Educating Ronnie is at heart a live introduction of pre-recorded material. The correspondence from Ronnie, the Uganda befriended by Douglas, is projected onto a chalkboard and narrated by the dulcet tones of Claude Mutuyimana, a pleasing counterweight to Douglas’ Mancunian brogue. The contents of Ronnie’s emails and txts are revealed in this way. The most effective aspect of the staging is the reserved sign hanging over the centre seat of the front row. This has been installed for the benefit of Douglas’ ex-pat aunt to whom much of the script is directed. An apostate has entered the confessional.
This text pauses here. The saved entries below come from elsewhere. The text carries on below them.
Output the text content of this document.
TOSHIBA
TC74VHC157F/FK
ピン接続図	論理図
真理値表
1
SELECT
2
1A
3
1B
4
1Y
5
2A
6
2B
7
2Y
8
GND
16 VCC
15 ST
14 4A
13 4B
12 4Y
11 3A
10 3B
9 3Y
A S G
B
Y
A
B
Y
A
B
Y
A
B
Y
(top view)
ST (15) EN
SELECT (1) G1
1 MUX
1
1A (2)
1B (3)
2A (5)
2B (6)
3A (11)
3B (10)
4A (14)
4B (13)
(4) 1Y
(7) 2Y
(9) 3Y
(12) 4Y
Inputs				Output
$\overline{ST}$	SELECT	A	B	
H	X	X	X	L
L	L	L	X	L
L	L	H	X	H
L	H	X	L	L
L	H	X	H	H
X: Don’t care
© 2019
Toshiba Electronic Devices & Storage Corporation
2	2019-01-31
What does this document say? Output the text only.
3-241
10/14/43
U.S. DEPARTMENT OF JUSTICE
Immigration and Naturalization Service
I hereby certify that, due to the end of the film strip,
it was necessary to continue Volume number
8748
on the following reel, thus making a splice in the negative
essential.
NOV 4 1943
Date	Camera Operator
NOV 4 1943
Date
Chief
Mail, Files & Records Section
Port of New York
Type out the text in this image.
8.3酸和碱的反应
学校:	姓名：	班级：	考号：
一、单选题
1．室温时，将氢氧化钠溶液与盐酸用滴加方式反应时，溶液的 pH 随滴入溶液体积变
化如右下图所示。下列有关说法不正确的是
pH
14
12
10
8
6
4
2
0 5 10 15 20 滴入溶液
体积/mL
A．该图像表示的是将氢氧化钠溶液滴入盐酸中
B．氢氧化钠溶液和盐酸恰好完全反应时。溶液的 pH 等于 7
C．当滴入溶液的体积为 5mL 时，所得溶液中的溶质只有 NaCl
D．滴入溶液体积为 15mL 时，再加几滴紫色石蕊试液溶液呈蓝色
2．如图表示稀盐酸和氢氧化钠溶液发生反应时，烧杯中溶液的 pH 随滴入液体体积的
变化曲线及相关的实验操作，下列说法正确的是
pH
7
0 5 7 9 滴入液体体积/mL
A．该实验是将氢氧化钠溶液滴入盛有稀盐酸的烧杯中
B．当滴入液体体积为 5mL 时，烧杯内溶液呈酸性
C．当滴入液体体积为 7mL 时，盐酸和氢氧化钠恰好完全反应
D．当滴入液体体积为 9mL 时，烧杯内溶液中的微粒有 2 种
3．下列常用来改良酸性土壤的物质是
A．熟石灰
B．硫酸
Douglas’ growing religious doubt is the other side of the story. Although it is never made explicit, the implication is that Aunt Douglas is a nun on a Ugandan mission. Ronnie’s correspondence is peppered with allusions to the almighty, the intervention of heaven and his faith in that nebulous force for good entirely absent from the brimstonier parts of the bible. As much as Educating is about a strange boy in a faraway land, it is also the story of Douglas losing the very convictions which spurred him to visit Africa before university. To what extent has Douglas used and prolonged his relationship with Ronnie as a way of convincing himself he is still a good person despite rejecting the church?
There are no glib or easy answers on offer. At first, what seems on offer is an overly worthy tale of a guy who did really good stuff on his gap yah. The show gradually morphs into a more worldly and universal tale of that mid-twenties awakening which has bring us to ourselves with a start. Educating Ronnie is an extraordinary piece of contemporary storytelling. It is also a very old school tale of missionary zeal. I never troubled to read Frantz Fanon but I thought I heard him muttering in the row behind.
I would like to see this show again in 10 years time. Perhaps Douglas will then be ready to talk more frankly about his own intellectual and spiritual journey.